Mérida, Septiembre Viernes 11, 2026, 11:00 pm
El
Sol es una esfera gigante de plasma en constante actividad que opera como un
reactor nuclear. En su núcleo, las elevadas presiones y temperaturas fusionan
núcleos de hidrógeno para formar helio y liberar enormes cantidades de energía.
Esta
energía tarda cientos de miles de años en alcanzar la superficie solar, desde
donde escapa al espacio en forma de radiación electromagnética (luz visible,
infrarroja, ultravioleta, rayos X) y viento solar: un flujo continuo de
partículas cargadas (principalmente protones y electrones) que viajan a cientos
de kilómetros por segundo.
Frente
a estas corrientes, la Tierra cuenta con la magnetosfera, un escudo generado
por el campo magnético terrestre.
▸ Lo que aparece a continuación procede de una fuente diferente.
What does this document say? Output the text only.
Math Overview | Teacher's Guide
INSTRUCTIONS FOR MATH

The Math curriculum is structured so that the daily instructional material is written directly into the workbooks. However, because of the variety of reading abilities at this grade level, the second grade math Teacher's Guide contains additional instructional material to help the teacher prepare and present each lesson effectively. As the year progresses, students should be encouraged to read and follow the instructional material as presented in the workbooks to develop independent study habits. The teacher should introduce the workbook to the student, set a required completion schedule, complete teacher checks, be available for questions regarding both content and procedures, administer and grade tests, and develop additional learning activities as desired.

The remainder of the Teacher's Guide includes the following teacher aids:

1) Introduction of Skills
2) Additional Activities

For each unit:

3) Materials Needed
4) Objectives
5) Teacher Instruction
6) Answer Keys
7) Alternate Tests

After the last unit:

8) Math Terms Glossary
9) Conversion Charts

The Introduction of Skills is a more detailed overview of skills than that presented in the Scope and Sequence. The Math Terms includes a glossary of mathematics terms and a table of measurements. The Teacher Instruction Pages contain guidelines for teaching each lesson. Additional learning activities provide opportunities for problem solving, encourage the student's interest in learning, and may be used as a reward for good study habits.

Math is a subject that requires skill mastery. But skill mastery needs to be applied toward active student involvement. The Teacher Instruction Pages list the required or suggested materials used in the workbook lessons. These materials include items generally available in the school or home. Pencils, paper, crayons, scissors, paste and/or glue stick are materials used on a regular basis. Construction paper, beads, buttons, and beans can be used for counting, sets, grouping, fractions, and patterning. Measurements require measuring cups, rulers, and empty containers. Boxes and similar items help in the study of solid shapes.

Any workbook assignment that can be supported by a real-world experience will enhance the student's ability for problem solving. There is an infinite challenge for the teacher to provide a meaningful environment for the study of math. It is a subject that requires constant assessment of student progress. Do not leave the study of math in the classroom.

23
El viento solar moldea esta región: la
comprime en el lado diurno y la extiende en el nocturno, formando una cola de
millones de kilómetros. La magnetosfera desvía la mayoría de las partículas
cargadas, evitando su contacto directo con la atmósfera.
Cuando
la actividad solar aumenta en regiones de intensos campos magnéticos, se
generan fenómenos como fulguraciones, que son liberaciones repentinas de
radiación electromagnética que, al viajar a la velocidad de la luz, alcanzan la
Tierra en unos 8 minutos. Asimismo, ocurren eyecciones de masa coronal (CME,
por sus siglas en inglés), gigantescas nubes de plasma magnetizado de miles de
millones de toneladas cuya llegada a la Tierra toma desde varias horas hasta
algunos días, según su velocidad y trayectoria.
Las
auroras (boreales y australes) se producen cuando las partículas cargadas del
viento solar son guiadas por la magnetosfera hacia las regiones polares,
colisionando con los átomos de oxígeno y nitrógeno y excitándolos. Al retornar
a sus estados fundamentales, estos gases emiten la luz característica del
fenómeno: el oxígeno produce tonalidades verdes y rojas, mientras que el
nitrógeno aporta tonos azules y violetas.
Si
una CME interactúa con la magnetosfera, desencadena una tormenta geomagnética;
de esta forma, un número mucho mayor de partículas es conducido hacia las zonas
polares, incrementando la intensidad del despliegue auroral.
Las
tormentas geomagnéticas no son solo un espectáculo visual; también alteran la
ionosfera, afectando la propagación de ondas de radio y la navegación satelital
(GPS) al modificar el tiempo que tardan las señales en atravesar esta capa. En
la superficie terrestre, estas tormentas pueden inducir corrientes eléctricas
en redes de transmisión, tuberías y vías férreas, sobrecargando transformadores
e interrumpiendo el suministro eléctrico.
Nuestra civilización es vulnerable al clima espacial debido a su dependencia de los satélites para comunicaciones, navegación, transacciones financieras y meteorología. Para anticipar estos eventos existe la meteorología espacial, disciplina que monitorea el Sol y la ionosfera para predecir el entorno espacial y proteger nuestras infraestructuras. Así, el Sol no solo nos brinda luz y calor, sino que, a 150 millones de kilómetros, su actividad magnética moldea nuestro entorno e influye directamente en la tecnología de la que depende la vida moderna.